F12 - tracking in the rain | FerrariChat

F12 - tracking in the rain

Discussion in 'F12/812' started by VladimirB, Sep 5, 2016.

This site may earn a commission from merchant affiliate links, including eBay, Amazon, Skimlinks, and others.

  1. VladimirB

    VladimirB Rookie

    May 16, 2016
    26
    Moscow, Russia
    Yesterday I had an interesting experience of driving my F12 on a wet track for a couple of hours or so under heavy rain. As I am a relative F12 newbie and so far was rather afraid of driving it in rainy conditions (2wd, 740hp and all that) this turned out to be a rather eye-opening experience.

    My friend took an MB S-Coupe for a long test drive and invited me to join for a few sessions on a raceway track near Moscow which he rented for us. We arrived around 6 pm and it started raining - first lightly, then heavier and heavier. By the time we got our helmets and got to the paddock the track was already pretty wet and was getting even more so by the minute.

    Rather obviously, I put the car in Wet mode. At first, it was really limiting the throttle response almost instantenously - engine was running up to 5-6k rpms but the car was not really moving at all from slow corner exits. It was rather disappointing as I was expecting a bit more drama and was not getting any of it.

    So I put the manettino in Sport. That resulted in very snappy wheel slip corrections - the car was moving now but the traction system very agressively handled her behaviour - I'd say some quite limited tail-wagging was now allowed - maybe 10-15 degrees - but that was it - any more and you were put back on the straight - and with a very firm hand.

    Can't say that was fun - it felt like you struggling with the car - not driving it smoothly like you should in such conditions.

    Still, our race instructor advised against turning CT off to get more freedom as in my inexperienced hands this would have quite likely resulted in just going sideways from the track at the first corner or with too much gas on the fast straight.
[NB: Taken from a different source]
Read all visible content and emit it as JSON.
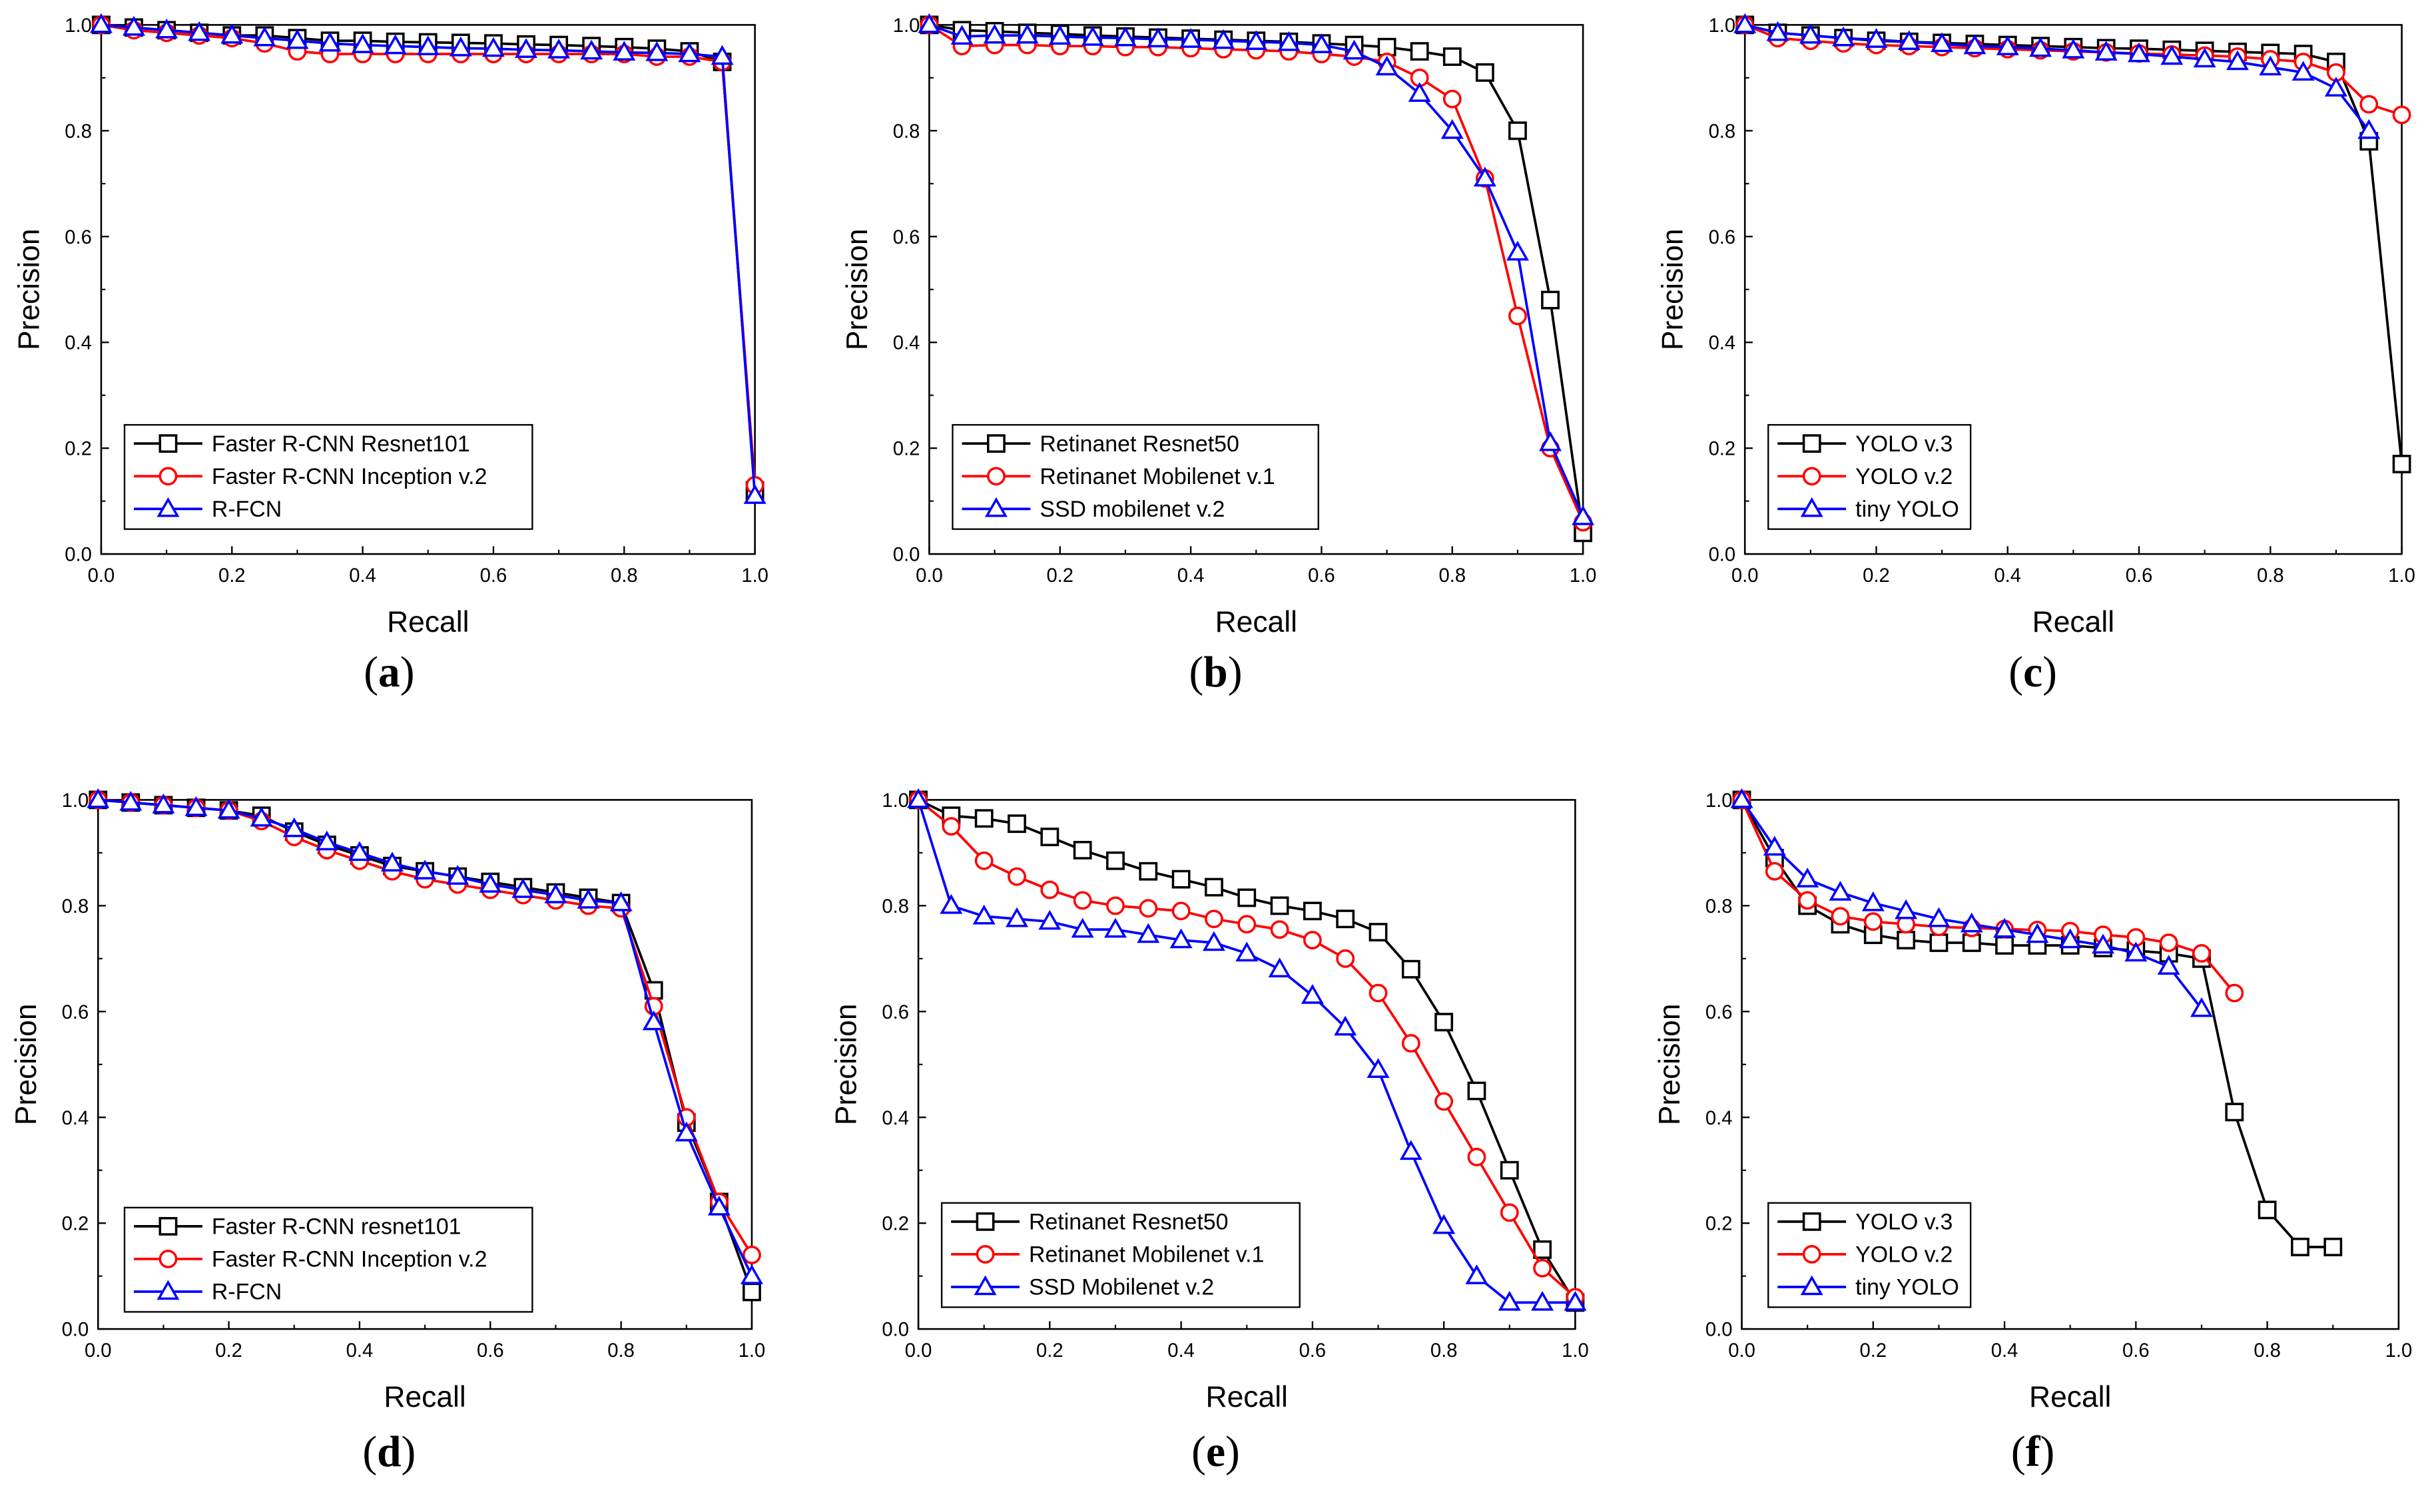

    As the rain continued more and more water covered the track, some standing pools and small torrents began to form, and I turned the manettino back to Wet.

    Somehow either the system or me now performed much better - the very hard throttle cut-off disappeared/or I stopped pushing the gas pedal to the floor too fast - the gear stayed mostly in 4th, and the car started to just somehow flow through the water at pretty high speeds as if in a constant but very controllable drift. The feeling of ever-present slippage was there but it did not feel dangerous or uncontrollable. I stopped struggling with the car, it stopped struggling with me or the track.

    The tyres (PZeros) and the brakes were excellent - I got to around 170 km/h at some straight sections (when dry, you can get to c.220-230 km/h at that part of the track), the brake point is usually 150 m from the corner - now braking from 200 m point left quite a bit of safety margin. Also very limited hydroplaning action - whether that is the result of the E-diff/car's brains' work or the tyres itself I do not really know but the resulting feeling of being in control of the situation is very inspiring.

    The overall composure/state of the car after 2 hours of tracking was very Porsche-like - no warning lights, no unusual sounds, everything working like a Swiss clock - very-very impressive for a GT car.

    It continued to rain while I was driving home from the track - but now I felt very comfortable and with much more trust in the car's abilities in such weather, accelerating, braking, keeping composure in fast corners.

    So - if you have a chance to do a track session on a wet track/in rain - do not be afraid or reluctant - take it with both hands, you'll come enlightened.
     
  2. Garretto

    Garretto F1 Rookie

    Sep 3, 2003
    4,922
    Bilbao, Spain
    Full Name:
    Rodolfo Di Pietro
    Interesting! Thanks for sharing.
     
  3. lafluth

    lafluth Karting

    Jul 2, 2013
    61
    Indeed very interesting to read, thank you
     
  4. F12JAJ

    F12JAJ Formula Junior

    Apr 24, 2016
    517
    California
    Full Name:
    Jerry
    I would not have though that the F12 would've handled so nimbly in the rain with all that power. Spasibo.